Lawmakers in Nebraska introduced legislation to create a $1,000 per child CTC and increase the EITC from 10 percent of the federal credit to 17 percent.

With the 2023 state legislative sessions just getting started, these early proposals from lawmakers merely scratch the surface of the growing momentum behind these tax credits, and we expect to see more proposals in the coming months.

Benefitting Families and Children, Boosting Incomes

Our nation faces serious challenges like rising economic inequality, stagnating wages, and child poverty. The EITC and CTC have proven track records of supporting families and moving the needle on these critical issues. Under the American Rescue Plan Act of 2021, the federal CTC and EITC were temporarily expanded. The wild success of those policies has undoubtedly spurred state lawmakers into action.

The 2021 federal expansion of the CTC resulted in 2.1 million fewer children living in poverty during the year in which it was in effect. Although this expansion has since expired, a recent ITEP report estimates that states can reduce child poverty by up to 50 percent within their borders if they adopt and, in some cases, enhance their CTCs.

The federal government’s 2021 EITC enhancement was also a notable step forward. It increased the credit for low-wage workers without children in the home while making the credit available to more adults through expansions of age and income limits. Those enhancements have also since expired, but states are free to incorporate those improvements into their own EITCs on a permanent basis.

Refundable credits provide economic stability and opportunity for low-income and working households, while also reducing the regressive nature of state and local tax systems. Nearly every state and local tax system requires a much greater share of income from low- and middle-income families than from the wealthy. Despite this, far too many state policymakers are seeking to double down on regressive, top-heavy tax cuts that are a boon for the rich without meaningfully aiding low- and middle-income families, and that reduce revenue available for education, health and other critical needs. In sharp contrast to these immensely expensive and ill-targeted tax cuts, refundable credits like state CTCs and EITCs have the potential to advance genuine tax fairness without the same degree of negative impact on state revenue collections.

While refundable credits benefit low-income people of all races and ethnicities, they are also particularly impactful in historically excluded Black and Hispanic communities where discrimination in the labor market, inequitable educational systems, and countless other inequities have relegated a disproportionate share of people to low-wage jobs.

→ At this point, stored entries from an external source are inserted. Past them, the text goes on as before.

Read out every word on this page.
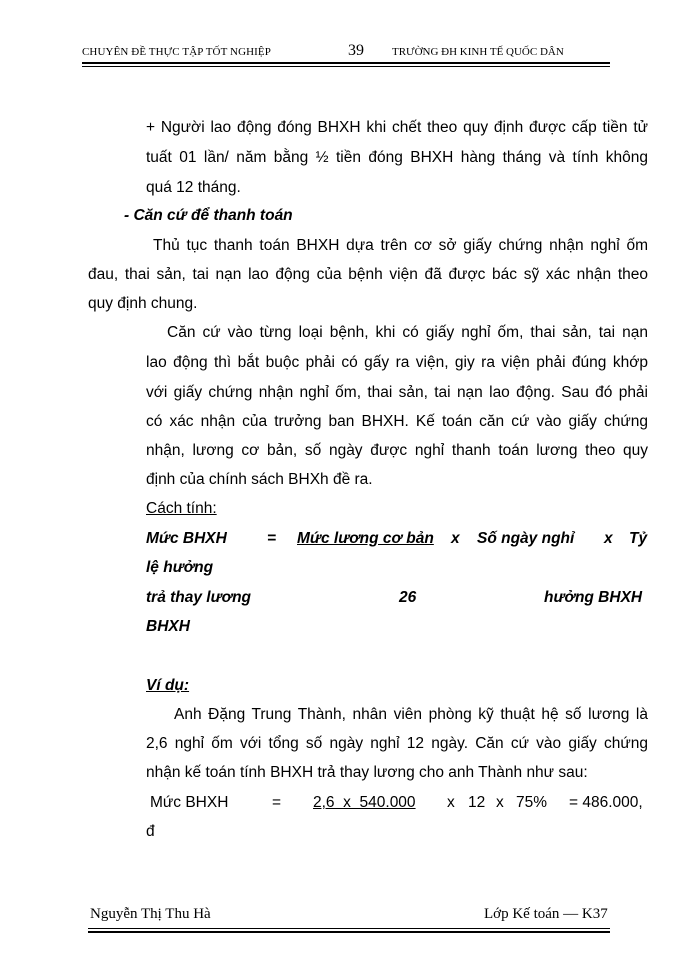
CHUYÊN ĐỀ THỰC TẬP TỐT NGHIỆP	39	TRƯỜNG ĐH KINH TẾ QUỐC DÂN
+ Người lao động đóng BHXH khi chết theo quy định được cấp tiền tử
tuất 01 lần/ năm bằng ½ tiền đóng BHXH hàng tháng và tính không
quá 12 tháng.
- Căn cứ để thanh toán
Thủ tục thanh toán BHXH dựa trên cơ sở giấy chứng nhận nghỉ ốm
đau, thai sản, tai nạn lao động của bệnh viện đã được bác sỹ xác nhận theo
quy định chung.
Căn cứ vào từng loại bệnh, khi có giấy nghỉ ốm, thai sản, tai nạn
lao động thì bắt buộc phải có gấy ra viện, giy ra viện phải đúng khớp
với giấy chứng nhận nghỉ ốm, thai sản, tai nạn lao động. Sau đó phải
có xác nhận của trưởng ban BHXH. Kế toán căn cứ vào giấy chứng
nhận, lương cơ bản, số ngày được nghỉ thanh toán lương theo quy
định của chính sách BHXh đề ra.
Cách tính:
Mức BHXH	= Mức lương cơ bản x Số ngày nghỉ x Tỷ
lệ hưởng
trả thay lương	26	hưởng BHXH
BHXH
Ví dụ:
Anh Đặng Trung Thành, nhân viên phòng kỹ thuật hệ số lương là
2,6 nghỉ ốm với tổng số ngày nghỉ 12 ngày. Căn cứ vào giấy chứng
nhận kế toán tính BHXH trả thay lương cho anh Thành như sau:
Mức BHXH	= 2,6  x  540.000 x 12 x 75% = 486.000,
đ
Nguyễn Thị Thu Hà	Lớp Kế toán — K37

Best Practices for Robust, Equitable Credits

When crafting or improving these credits, lawmakers should design them to reach as many low- and moderate-income households as possible. They should start by making state CTCs and EITCs fully refundable so that low-income families who may not owe personal income tax, but who pay substantial amounts of other state and local taxes—often at far higher overall rates than other families—are able to access their benefits.

For the CTC, lawmakers should also avoid earnings requirements, provide the credit per child (rather than per family) to not penalize children in larger families, establish income phase-out ranges that more effectively reach families in need, index the credit to inflation so its power does not erode over time, and make the credit available on an advanced or monthly basis.

For the EITC, lawmakers should include immigrant children and workers of all ages (the federal credit, which is often the basis of state-level credits, is only available to workers without children in the home if they are between the ages of 25 and 64), and increase the credit for all workers, specifically workers without children in the home who have historically tended to receive far lower credit amounts, or no credit at all.

States are moving forward: 31 of them, plus the District of Columbia, now have an EITC and 10 states have some form of CTC. Lawmakers in this moment have an incredibly powerful opportunity to help low- and middle-income households weather inflation in the short-term, boost financial stability for the long-term, and enhance economic mobility for generations to come.